Reshoring US manufacturing is an efficient way to reduce imports, increase exports, and regain manufacturing jobs here in the States. It’s also the fastest and most efficient way to strengthen the US economy. This is all well and good, but what about the impact on shareholder value and the company’s bottom line?
Producing in America for the North American market has increasing advantages that are driving some companies to reshore. Reshoring US manufacturing is becoming more attractive and a good strategic move for many companies due to rising offshore wages, sourcing risks along complicated supply chains, loss of flexibility to respond to customers’ changing needs, intellectual property risks, and the impact of distance on innovation. Companies can often eliminate these problems and be more profitable by reshoring.

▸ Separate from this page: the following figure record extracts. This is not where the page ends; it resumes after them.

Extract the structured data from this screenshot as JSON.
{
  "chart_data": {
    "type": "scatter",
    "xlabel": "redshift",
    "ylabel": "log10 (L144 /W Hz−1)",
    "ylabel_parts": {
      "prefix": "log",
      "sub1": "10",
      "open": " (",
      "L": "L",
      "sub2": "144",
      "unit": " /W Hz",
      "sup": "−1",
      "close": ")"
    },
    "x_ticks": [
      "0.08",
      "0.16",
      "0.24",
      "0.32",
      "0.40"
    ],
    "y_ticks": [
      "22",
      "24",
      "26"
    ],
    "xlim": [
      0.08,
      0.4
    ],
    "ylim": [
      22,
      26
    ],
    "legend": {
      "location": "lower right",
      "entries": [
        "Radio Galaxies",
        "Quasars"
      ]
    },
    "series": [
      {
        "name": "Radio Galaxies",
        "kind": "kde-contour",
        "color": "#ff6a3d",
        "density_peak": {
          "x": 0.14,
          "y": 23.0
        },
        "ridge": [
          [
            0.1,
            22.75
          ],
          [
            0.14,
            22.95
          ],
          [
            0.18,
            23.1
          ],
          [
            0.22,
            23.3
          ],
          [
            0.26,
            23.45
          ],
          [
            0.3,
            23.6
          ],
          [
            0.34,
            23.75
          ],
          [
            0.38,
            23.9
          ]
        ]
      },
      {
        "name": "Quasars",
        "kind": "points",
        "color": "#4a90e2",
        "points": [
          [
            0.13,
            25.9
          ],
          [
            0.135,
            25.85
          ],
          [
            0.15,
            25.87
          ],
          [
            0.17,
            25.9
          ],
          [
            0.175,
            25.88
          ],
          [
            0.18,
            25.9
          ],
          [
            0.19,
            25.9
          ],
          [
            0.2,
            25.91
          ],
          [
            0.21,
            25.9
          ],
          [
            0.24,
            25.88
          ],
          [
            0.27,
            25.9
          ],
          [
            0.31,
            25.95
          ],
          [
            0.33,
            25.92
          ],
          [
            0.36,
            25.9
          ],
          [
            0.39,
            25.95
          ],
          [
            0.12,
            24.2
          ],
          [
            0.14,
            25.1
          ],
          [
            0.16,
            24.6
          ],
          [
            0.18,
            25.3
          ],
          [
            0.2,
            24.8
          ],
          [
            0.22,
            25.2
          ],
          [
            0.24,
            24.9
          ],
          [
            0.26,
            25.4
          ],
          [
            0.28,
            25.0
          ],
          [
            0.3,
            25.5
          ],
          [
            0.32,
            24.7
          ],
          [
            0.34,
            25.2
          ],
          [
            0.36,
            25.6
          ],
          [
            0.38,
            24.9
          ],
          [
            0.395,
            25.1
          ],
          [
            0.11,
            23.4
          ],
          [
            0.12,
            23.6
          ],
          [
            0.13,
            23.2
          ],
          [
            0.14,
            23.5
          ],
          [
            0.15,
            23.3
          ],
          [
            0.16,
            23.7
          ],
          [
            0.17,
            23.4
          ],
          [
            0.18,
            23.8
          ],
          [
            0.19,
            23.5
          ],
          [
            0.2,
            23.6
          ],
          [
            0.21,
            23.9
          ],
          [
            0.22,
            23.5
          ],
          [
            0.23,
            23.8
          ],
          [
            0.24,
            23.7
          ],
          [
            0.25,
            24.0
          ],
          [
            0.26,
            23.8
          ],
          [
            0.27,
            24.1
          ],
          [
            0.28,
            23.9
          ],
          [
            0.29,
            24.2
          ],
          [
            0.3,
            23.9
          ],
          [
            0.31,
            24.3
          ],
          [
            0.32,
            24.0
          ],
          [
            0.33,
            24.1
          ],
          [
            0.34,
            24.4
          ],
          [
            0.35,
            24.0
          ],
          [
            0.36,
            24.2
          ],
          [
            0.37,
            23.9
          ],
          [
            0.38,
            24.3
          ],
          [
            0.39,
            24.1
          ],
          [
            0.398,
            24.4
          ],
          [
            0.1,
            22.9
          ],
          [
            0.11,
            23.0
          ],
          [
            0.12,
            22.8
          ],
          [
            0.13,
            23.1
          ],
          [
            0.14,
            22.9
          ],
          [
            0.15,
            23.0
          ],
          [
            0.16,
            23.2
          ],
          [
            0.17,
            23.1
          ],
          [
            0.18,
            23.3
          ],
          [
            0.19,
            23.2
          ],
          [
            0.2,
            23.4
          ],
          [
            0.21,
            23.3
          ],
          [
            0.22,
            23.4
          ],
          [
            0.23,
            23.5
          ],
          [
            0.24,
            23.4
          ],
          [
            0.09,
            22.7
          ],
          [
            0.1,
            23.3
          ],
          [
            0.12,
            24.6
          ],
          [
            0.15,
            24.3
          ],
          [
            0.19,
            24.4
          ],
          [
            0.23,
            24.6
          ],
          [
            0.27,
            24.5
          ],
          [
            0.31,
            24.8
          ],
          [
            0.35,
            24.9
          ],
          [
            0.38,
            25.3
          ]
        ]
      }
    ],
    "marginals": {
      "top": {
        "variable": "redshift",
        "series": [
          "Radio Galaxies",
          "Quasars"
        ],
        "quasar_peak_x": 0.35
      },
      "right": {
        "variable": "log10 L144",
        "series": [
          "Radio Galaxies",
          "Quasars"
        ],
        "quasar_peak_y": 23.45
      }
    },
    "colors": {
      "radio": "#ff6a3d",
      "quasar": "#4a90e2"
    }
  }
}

Most companies make the decision to offshore solely on labor rate or ex-works price, never taking into consideration the total cost of ownership (TCO) including the hidden costs and risks of offshoring. These companies ignore about 20 percent of the total cost related to expenses such as shipping, supply chain disruptions, quality, tariffs, and the larger production runs and inventories associated with long-distance offshoring.
To help US manufacturers realize that local production and sourcing often reduce their total cost of purchased parts and tooling, the Reshoring Initiative developed the Total Cost of Ownership Estimator. This free tool enables aggregation of all cost and risk factors into one cost for simpler, more objective decision-making. Current research shows that many companies can reshore about 25 percent of what they have offshored and improve their profitability if they use TCO instead of price to make their decision. That percentage will rise as Chinese and other offshore wages rise.
The Reshoring Initiative tracks all reported and some private cases of reshoring and concludes that more than 100,000 manufacturing jobs have been reshored since January 1, 2010. Many companies cite quality as a main component when deciding to reshore manufacturing to the US.
The reshoring trend’s momentum is also largely due to companies reevaluating product design from a manufacturing standpoint. Outsourcing has taken a toll on innovation because of the separation of product engineering and production. Companies are finding that when manufacturing is moved next to design, and design engineers are working closely with manufacturers, they can improve the design, eliminate waste, improve quality, increase productivity, and make the product more easily and sometimes at a lower cost.
This was the case when GE reshored manufacturing of the GeoSpring water heater from China to Kentucky. Design engineers, manufacturing engineers, and factory line workers optimized the product. Material cost went down, the labor required to produce it went down, and quality improved. Time-to-market also improved because consumers are located near manufacturing. Reshoring also enables product differentiation by reducing large inventories associated with offshore manufacturing and achieving faster supply chain response.